Была поздняя ночь, но городок не спал, доносились голоса, крики,
пение, звенела гитара. Вдали за дворами катился по селу лай, лежащие у ног
собаки то и дело поднимали головы и сторожко прядали ушами.
- Зря я ушла, - посетовала Рая. - При мне обошлось бы.

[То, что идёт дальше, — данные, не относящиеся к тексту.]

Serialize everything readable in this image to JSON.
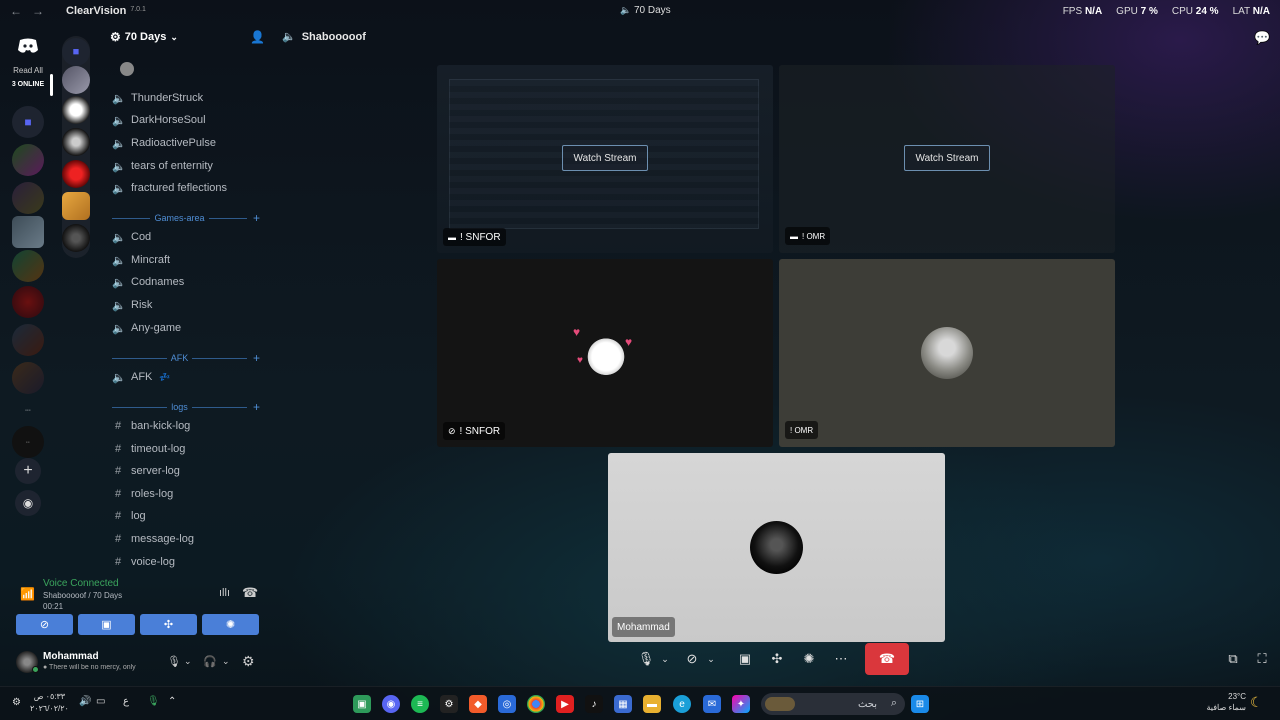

- Навряд ли... У нас спор вышел.
- О чем?
- О международном положении.
Она даже отодвинулась от неожиданности, глянула на него оторопело:
горящие окна светлыми точками отразились в ее глазах.
- Что ты плетешь?! - не поверила она.
- Почему плету? О политике спорили.
Некоторое время держалась тишина, Рая как бы приходила в себя.
- Я ведь все знаю, Миша, - сообщила она тихо.
Руль нахмурился и ответил с досадой:
- Знаешь - нечего спрашивать.
- Что ты за человек, Миша? - так же тихо спросила Рая. - Ты же знал,
что они тебя изобьют.
Он молчал, словно его приперли к стене, гадал, что ответить, и
наконец признался с досадой:
- Ну, знал...
- Так какого же черта?! - возмутилась Рая. - Говори прямо: так и так!
- А кому это интересно? - вяло возразил он.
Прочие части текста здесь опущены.